Il motivo è presto detto. “Si  sono usati parametri irreali per definire gli aventi diritto in quanto professionisti – prosegue Proia – da fuori non ci sanno definire o inquadrate, non si sa dove comincia e dove finisce questa professione. Da decenni si riconosce la principale debolezza della categoria con la mancanza di un inquadramento giuridico“. E insomma: niente riconoscimento, niente sussidi. O meglio, i sussidi che il governo ha promesso al mondo dello spettacolo sono destinati a chi ha al suo attivo almeno 30 giorni di lavoro e di  contributi versati nel 2019. Un criterio che viene oggi giudicato inaccettabile perché non farebbe i conti , tra le altre cose, con le giornate di prova e di studio per interpretare una parte. Ma non solo: “Trenta contributi versati in un anno fuori dal campo teatrale – spiega il documento – equivalgono a circa due film da protagonista, 30 spot pubblicitari, 15 o 20 film in ruoli minori e a 30 puntate da protagonisti in una soap opera“. In quanti possono dire di aver raggiunto queste performance? Pochi, forse pochissimi. E tutti gli altri?

A tutti gli altri vorrebbe iniziare ad occuparsi l’iniziativa di Proia e Buranelli che punta dritto all’istituzione di un registro professionale. “Se le istituzioni non ci sanno riconoscere possiamo farlo noi – prosegue l’attrice – .Siamo partiti da un documento e per decidere i parametri abbiamo esteso il confronto sui criteri tra numerosi colleghi e colleghe“. Tutti concordi nel considerare la strada dell’istituzione di un elenco riconosciuto dallo Stato l’unico strumento possibile per regolamentare un mestiere bellissimo, ma senza tutele. Oggi ancora più impellente con una crisi epocale che morde le tasche di tutti,  comprese le artiste e gli artisti tenuti lontani dalle scene, con i teatri deserti e i set smantellati. “Sia chiaro – spiega Raffaele Buranelli – noi non vogliamo mettere le briglie a nessuno: non vogliamo dire alle produzioni chi devono ingaggiare e chi no. Ma non possiamo di certo continuare a vivere nell’ombra, alle prese tutti i giorni con una deregolamentazione selvaggia di cui a fare le spese siamo noi“.

Il documento, che sarà inviato al ministro per i beni e le attività culturali e per il turismo Dario Franceschini, contiene 5 criteri per il riconoscimento dello status di attore professionista: si parte da un parametro complessivo di 150 contributi versati che nel settore cinema e audiovisivo si riducono a 50.
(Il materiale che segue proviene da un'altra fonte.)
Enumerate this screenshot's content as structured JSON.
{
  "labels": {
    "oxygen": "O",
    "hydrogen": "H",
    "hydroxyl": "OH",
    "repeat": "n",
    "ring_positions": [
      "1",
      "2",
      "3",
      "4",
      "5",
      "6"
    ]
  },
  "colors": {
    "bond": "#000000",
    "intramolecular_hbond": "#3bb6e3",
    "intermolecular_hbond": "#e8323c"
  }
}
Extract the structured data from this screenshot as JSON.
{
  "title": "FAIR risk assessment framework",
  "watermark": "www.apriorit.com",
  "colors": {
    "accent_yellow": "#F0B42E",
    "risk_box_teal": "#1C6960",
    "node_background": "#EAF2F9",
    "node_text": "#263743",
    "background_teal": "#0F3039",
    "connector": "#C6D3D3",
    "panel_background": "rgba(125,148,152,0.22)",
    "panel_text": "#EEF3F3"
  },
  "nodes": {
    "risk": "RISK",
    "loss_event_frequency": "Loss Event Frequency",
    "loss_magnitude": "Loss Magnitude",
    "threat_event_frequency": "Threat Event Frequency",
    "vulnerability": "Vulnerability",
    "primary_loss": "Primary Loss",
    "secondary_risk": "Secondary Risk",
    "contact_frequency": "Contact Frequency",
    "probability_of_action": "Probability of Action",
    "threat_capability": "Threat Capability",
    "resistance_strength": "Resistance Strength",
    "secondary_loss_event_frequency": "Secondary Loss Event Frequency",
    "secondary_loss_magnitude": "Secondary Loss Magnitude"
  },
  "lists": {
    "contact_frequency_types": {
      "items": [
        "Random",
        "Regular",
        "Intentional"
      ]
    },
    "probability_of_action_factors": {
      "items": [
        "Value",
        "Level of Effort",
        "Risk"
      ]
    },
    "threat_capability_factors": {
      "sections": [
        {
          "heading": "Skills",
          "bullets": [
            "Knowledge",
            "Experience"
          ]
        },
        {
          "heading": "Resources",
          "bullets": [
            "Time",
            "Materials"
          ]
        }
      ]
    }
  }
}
Una serie di premialità abbatterà la quota minima richiesta per l’iscrizione. Per esempio, la frequenza di una scuola d’arte drammatica riconosciuta abbasserà il parametro contributivo di 30 quote per ogni anno di frequenza; l’anzianità contributiva varrà ulteriori sconti nel cumulo previdenziale, e così via. E’ prevista infine una penalizzazione per gli attori dilettanti o che svolgono l’attività in via occasionale: per questa categoria i contributi necessari crescono a quota 350.

La bozza di registro già esiste: è stato attivato un form online al quale ci si può iscrivere subito. Per ora è solo un autocensimento. Ma potrebbe diventare il primo esperimento pilota di un registro istituzionale vero e proprio che metta fine al far west di una professione riconosciuta dal pubblico e sconosciuta allo Stato. Prima però l’appello delle attrici e degli attori italiani dovrà colpire nel segno aprendo qualche porta e buttando giù un po’ di muri.